Regression Analysis (2024)

FAQs

Regression Analysis? ›

Regression analysis is a set of statistical methods used for the estimation of relationships between a dependent variable and one or more independent variables. It can be utilized to assess the strength of the relationship between variables and for modeling the future relationship between them.

What does a regression analysis tell you? ›

Regression is a statistical technique that relates a dependent variable to one or more independent variables. A regression model is able to show whether changes observed in the dependent variable are associated with changes in one or more of the independent variables.

What is the main purpose of regression analysis? ›

Typically, a regression analysis is done for one of two purposes: In order to predict the value of the dependent variable for individuals for whom some information concerning the explanatory variables is available, or in order to estimate the effect of some explanatory variable on the dependent variable.

When would you use a regression analysis? ›

This regression model is mostly used when you want to determine the relationship between two variables (like price increases and sales) or the value of the dependent variable at certain points of the independent variable (for example the sales levels at a certain price rise).

What is an example of a regression analysis? ›

Formulating a regression analysis helps you predict the effects of the independent variable on the dependent one. Example: we can say that age and height can be described using a linear regression model. Since a person's height increases as age increases, they have a linear relationship.

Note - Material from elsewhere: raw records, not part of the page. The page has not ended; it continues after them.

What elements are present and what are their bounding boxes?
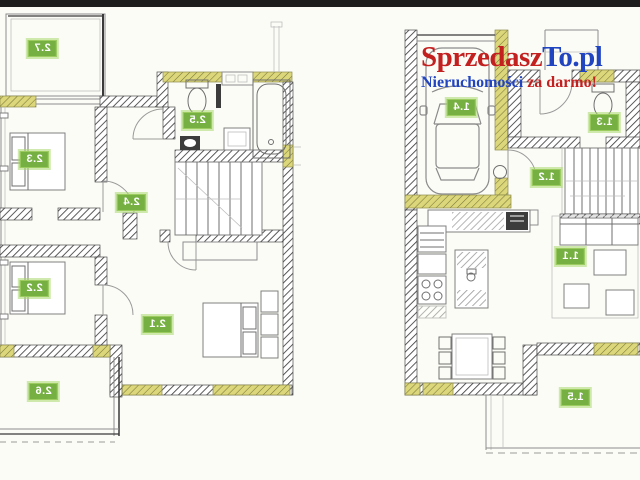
room-label-2-6: 2.6 — [29, 383, 58, 400]
stairs-icon-left — [175, 162, 262, 235]
room-label-1-4: 1.4 — [447, 99, 476, 116]
sofa-set-icon — [552, 216, 638, 318]
cabinet-icon — [418, 254, 446, 274]
room-label-2-5: 2.5 — [183, 112, 212, 129]
floor-plan-right — [405, 30, 640, 453]
room-label-1-3: 1.3 — [590, 114, 619, 131]
column-icon — [494, 166, 507, 179]
watermark-site-name-part2: To.pl — [542, 41, 602, 73]
bed-icon-2-1 — [203, 291, 278, 358]
radiator-icon — [216, 84, 221, 108]
room-label-2-7: 2.7 — [28, 40, 57, 57]
watermark-slogan-part1: Nieruchomości — [421, 74, 527, 91]
room-label-1-2: 1.2 — [532, 169, 561, 186]
stove-icon — [418, 276, 446, 304]
room-label-2-3: 2.3 — [20, 151, 49, 168]
floor-plan-left — [0, 14, 301, 442]
stairs-icon-right — [562, 148, 638, 214]
room-label-1-5: 1.5 — [561, 389, 590, 406]
room-label-2-2: 2.2 — [20, 280, 49, 297]
dining-table-icon — [439, 334, 505, 379]
room-label-2-4: 2.4 — [117, 194, 146, 211]
fridge-icon — [418, 226, 446, 252]
vent-shaft — [222, 72, 253, 85]
watermark-site-name: SprzedaszTo.pl — [421, 42, 602, 73]
kitchen-island-icon — [455, 250, 488, 308]
toilet-icon-bathroom — [186, 80, 208, 114]
room-label-2-1: 2.1 — [143, 316, 172, 333]
watermark: SprzedaszTo.pl Nieruchomości za darmo! — [421, 42, 602, 92]
room-label-1-1: 1.1 — [556, 248, 585, 265]
watermark-site-name-part1: Sprzedasz — [421, 41, 542, 73]
balcony-2-6 — [0, 357, 119, 442]
sink-icon-bathroom — [180, 136, 200, 150]
counter-icon — [418, 306, 446, 318]
watermark-slogan-part2: za darmo! — [527, 74, 597, 91]
floorplan-image: 2.7 2.3 2.4 2.5 2.2 2.1 2.6 1.4 1.3 1.2 … — [0, 0, 640, 480]
watermark-slogan: Nieruchomości za darmo! — [421, 74, 602, 92]
washer-icon — [224, 128, 250, 150]
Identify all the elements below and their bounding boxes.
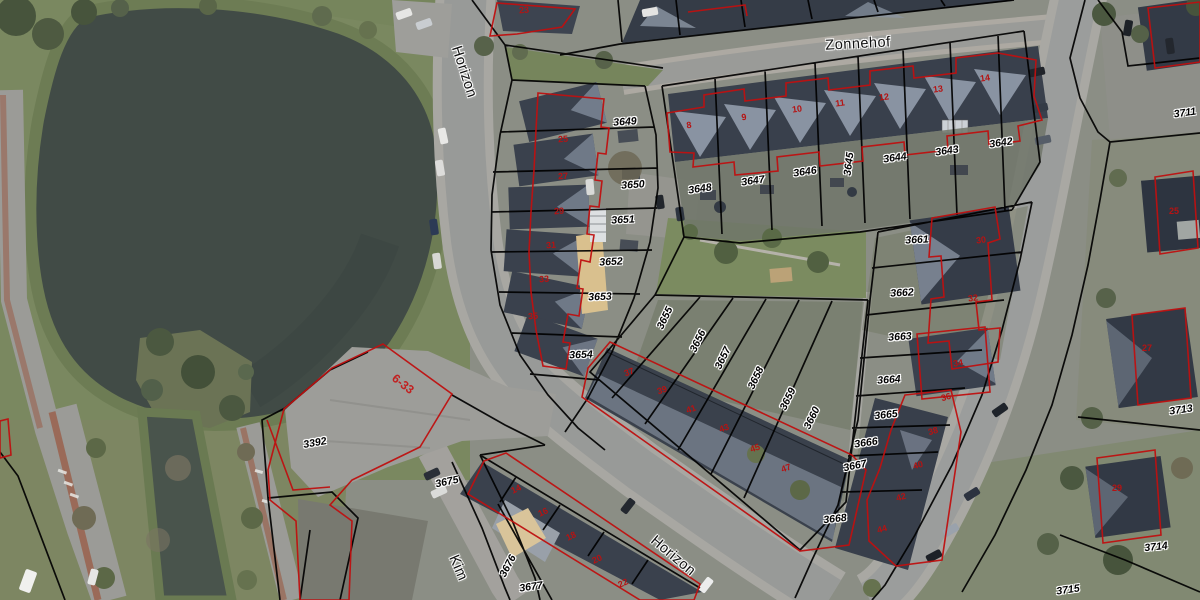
building-top-left-cut [497, 0, 580, 34]
building-house-27 [1106, 308, 1198, 408]
map-canvas[interactable]: ZonnehofHorizonHorizonKim364936503651365… [0, 0, 1200, 600]
building-house-25 [1141, 176, 1200, 253]
building-3661-3662 [910, 206, 1021, 304]
aerial-basemap [0, 0, 1200, 600]
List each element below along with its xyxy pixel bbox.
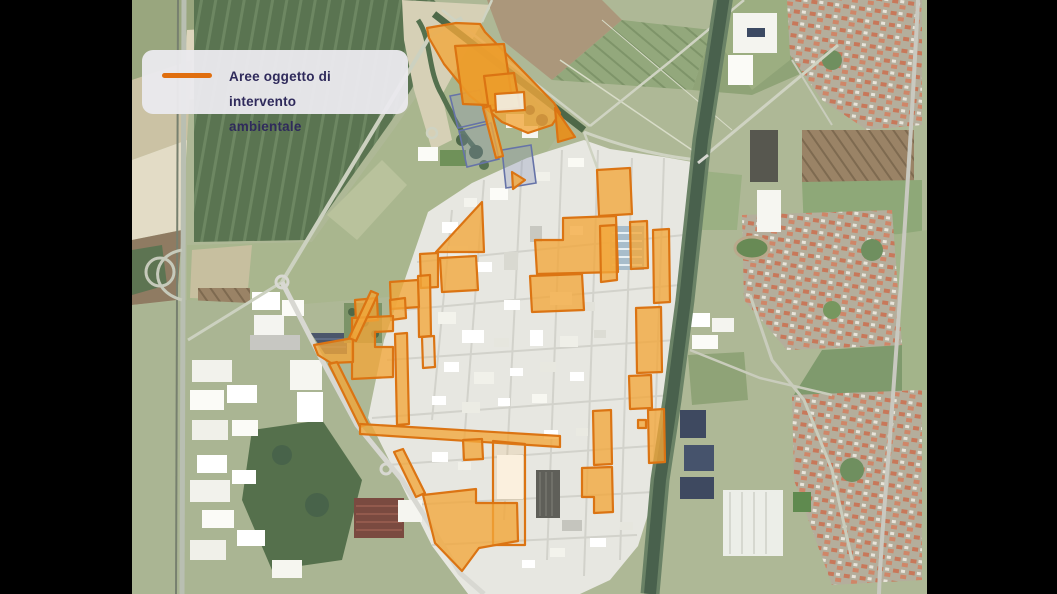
intervention-area-south-hanging-rect — [463, 439, 483, 460]
intervention-area-canal-col-2 — [630, 221, 648, 269]
intervention-area-canal-col-3 — [653, 229, 670, 303]
intervention-area-nw-quad-2 — [440, 256, 478, 292]
big-white-warehouse — [723, 490, 783, 556]
intervention-area-west-outline-rect — [422, 336, 435, 368]
red-roofed-warehouses — [354, 498, 404, 538]
dark-warehouse — [536, 470, 560, 518]
intervention-area-north-excluded-parcel — [495, 92, 525, 112]
legend: Aree oggetto di intervento ambientale — [142, 50, 408, 114]
dark-factory — [750, 130, 778, 182]
screenshot-frame: Aree oggetto di intervento ambientale — [0, 0, 1057, 594]
legend-swatch-line — [162, 73, 212, 78]
letterbox-right — [927, 0, 1057, 594]
legend-label-line1: Aree oggetto di intervento — [229, 64, 398, 114]
legend-label-line2: ambientale — [229, 114, 398, 139]
intervention-area-canal-col-5 — [629, 375, 652, 409]
intervention-area-canal-col-1 — [600, 225, 617, 282]
intervention-area-ind-mid-block — [530, 274, 584, 312]
legend-label: Aree oggetto di intervento ambientale — [229, 64, 398, 139]
letterbox-left — [0, 0, 132, 594]
intervention-area-canal-col-4 — [636, 307, 662, 373]
intervention-area-south-vertical-bar — [593, 410, 612, 465]
intervention-area-canal-col-6 — [648, 409, 665, 463]
intervention-area-west-thin-strip — [395, 333, 409, 425]
intervention-area-south-small-square — [638, 420, 646, 428]
intervention-area-ind-top-rect — [597, 168, 632, 216]
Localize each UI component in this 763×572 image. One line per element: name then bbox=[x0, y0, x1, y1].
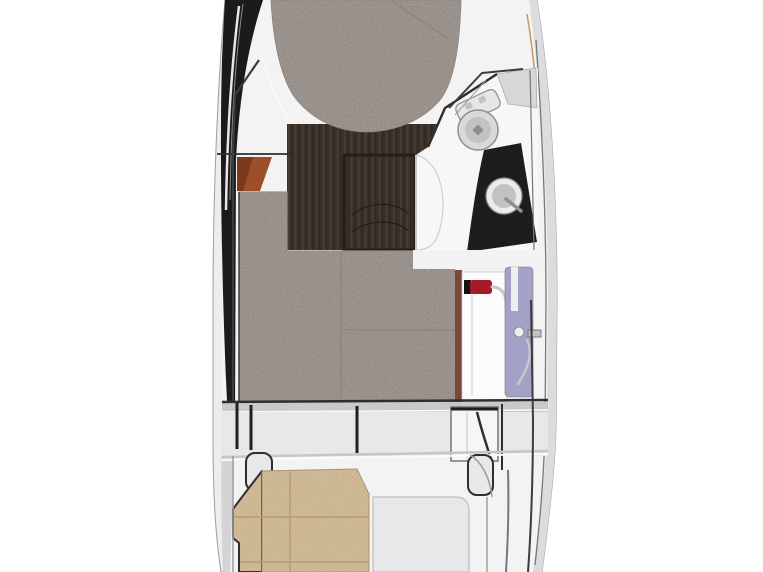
berth-step-notch bbox=[413, 250, 459, 272]
boat-floorplan bbox=[0, 0, 763, 572]
head-door-edge bbox=[415, 155, 417, 250]
locker-bracket bbox=[528, 330, 541, 337]
locker-strap bbox=[511, 267, 518, 311]
boat-floorplan-canvas bbox=[0, 0, 763, 572]
galley-wood-trim bbox=[455, 270, 462, 403]
wood-floor-framed-hatch bbox=[344, 155, 415, 250]
locker-knob bbox=[514, 327, 524, 337]
engine-hatch-panel bbox=[373, 497, 469, 572]
wood-floor-port bbox=[287, 155, 344, 250]
pump-handle-cap bbox=[464, 280, 471, 294]
pump-handle-red bbox=[470, 280, 492, 294]
cockpit-cushion-main bbox=[262, 469, 369, 572]
cockpit-front-wall bbox=[222, 412, 548, 456]
armrest-starboard bbox=[468, 455, 493, 495]
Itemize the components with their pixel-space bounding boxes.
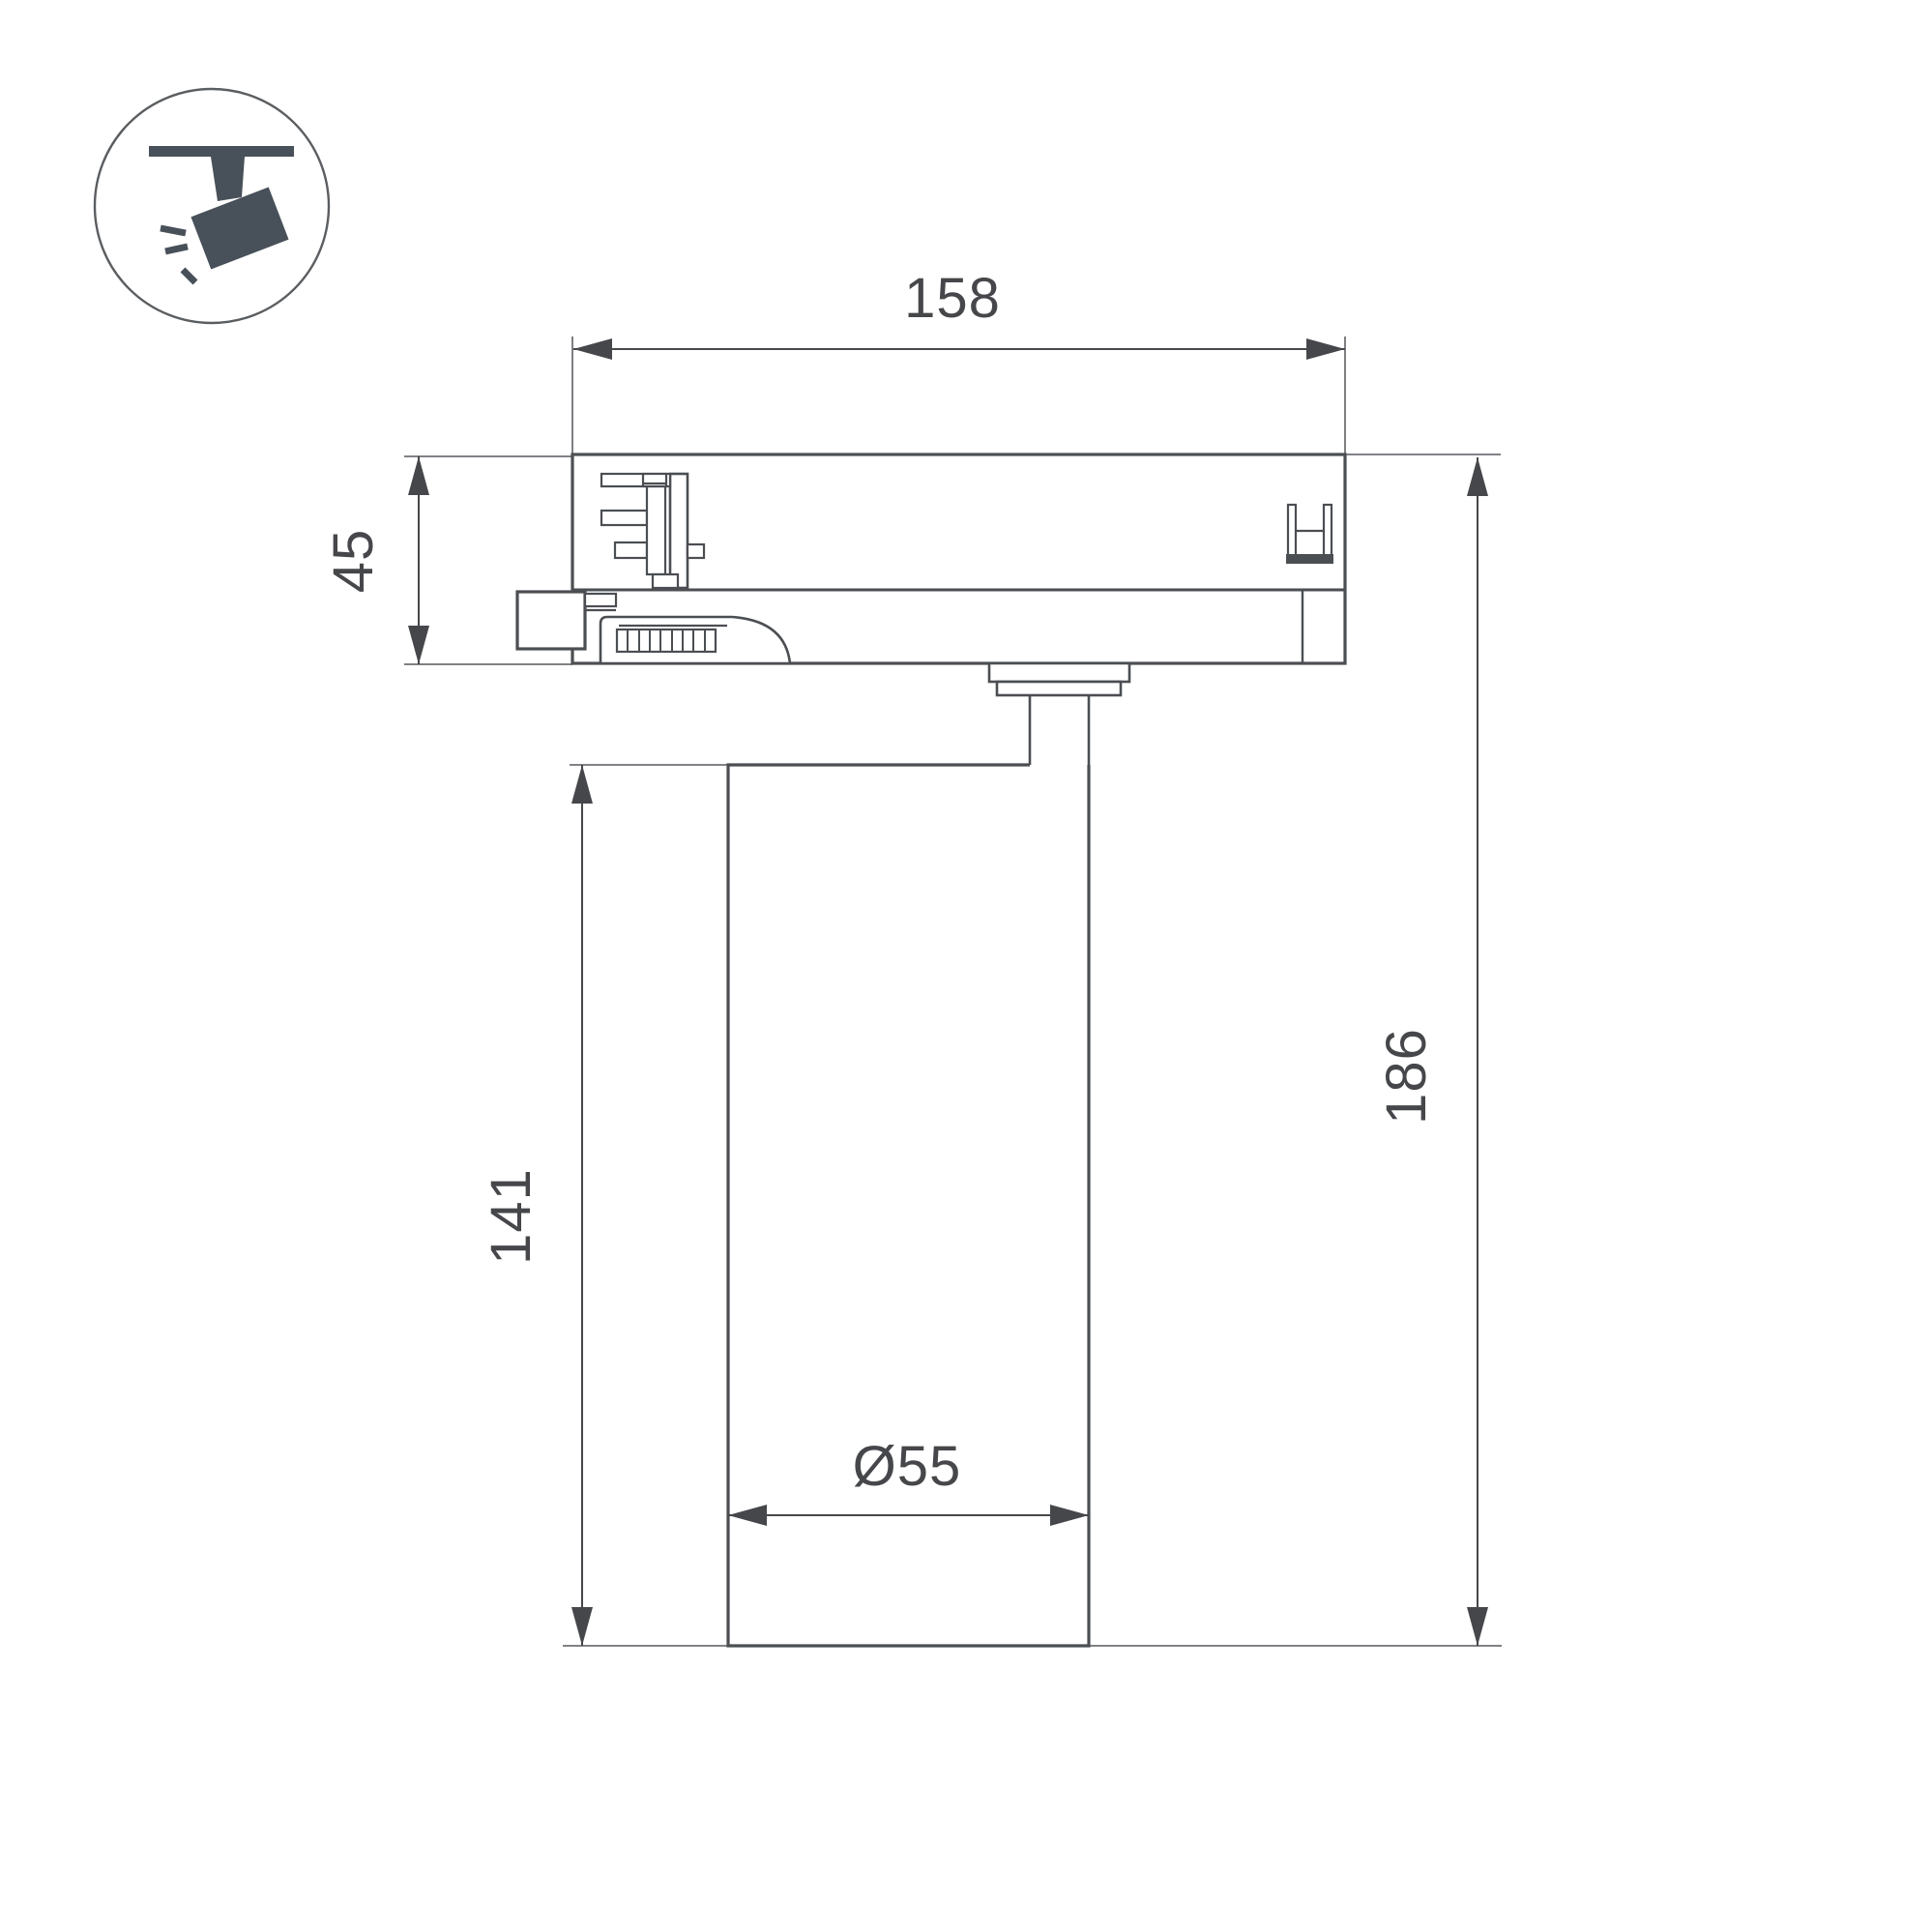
lamp-cylinder [728, 765, 1089, 1646]
track-adapter-side-view [517, 454, 1345, 663]
dim-track-width-label: 158 [904, 267, 1001, 330]
track-spotlight-badge [95, 89, 329, 323]
dimension-track-width: 158 [573, 267, 1345, 360]
dim-adapter-height-label: 45 [322, 529, 385, 594]
mount-plate-upper [989, 663, 1129, 682]
dim-diameter-label: Ø55 [853, 1435, 962, 1498]
dimension-adapter-height: 45 [322, 456, 429, 664]
swivel-mount [989, 663, 1129, 765]
technical-drawing-page: 158 45 141 186 Ø55 [0, 0, 1932, 1932]
dimension-body-height: 141 [480, 765, 593, 1646]
track-light-dimension-drawing: 158 45 141 186 Ø55 [0, 0, 1932, 1932]
dimension-total-height: 186 [1375, 457, 1488, 1646]
badge-circle [95, 89, 329, 323]
phase-switch-block [600, 617, 790, 663]
dim-total-height-label: 186 [1375, 1028, 1438, 1125]
mount-plate-lower [997, 682, 1121, 695]
switch-comb [617, 629, 716, 652]
cylinder-outline [728, 765, 1089, 1646]
dim-body-height-label: 141 [480, 1168, 542, 1265]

How do you interpret a regression analysis? ›

Interpreting Linear Regression Coefficients

A positive coefficient indicates that as the value of the independent variable increases, the mean of the dependent variable also tends to increase. A negative coefficient suggests that as the independent variable increases, the dependent variable tends to decrease.

How do you explain simple regression? ›

What is simple linear regression? Simple linear regression is a regression model that estimates the relationship between one independent variable and one dependent variable using a straight line. Both variables should be quantitative.

When can you not use regression analysis? ›

Do not use the regression equation to predict values of the response variable (y) for explanatory variable (x) values that are outside the range found with the original data.

Why do people use regression analysis? ›

Regression analysis is a powerful statistical method that allows you to examine the relationship between two or more variables of interest. While there are many types of regression analysis, at their core they all examine the influence of one or more independent variables on a dependent variable.

What is a real life example of linear regression? ›

A simple linear regression real life example could mean you finding a relationship between the revenue and temperature, with a sample size for revenue as the dependent variable. In case of multiple variable regression, you can find the relationship between temperature, pricing and number of workers to the revenue.

What is a real life example of regression to the mean? ›

If you naively took your top performing 10% of students and give them a second test using the same strategy, the mean score would be expected to be close to 50. Thus your top performing students would “regress” all the way back to the mean of all students who took the original test.

How to run a regression analysis? ›

How to do a regression analysis in Excel
  1. Enter your data into Excel. ...
  2. Install Data Analysis ToolPak plugin. ...
  3. Open "Data Analysis" to reveal the dialog box. ...
  4. Enter variable data. ...
  5. Select output options. ...
  6. Analyze your results. ...
  7. Create a scatter plot. ...
  8. Add regression trendline.
Jun 28, 2024

What is the difference between correlation and regression? ›

The key difference between correlation and regression is that correlation measures the degree of a relationship between two independent variables (x and y). In contrast, regression is how one variable affects another.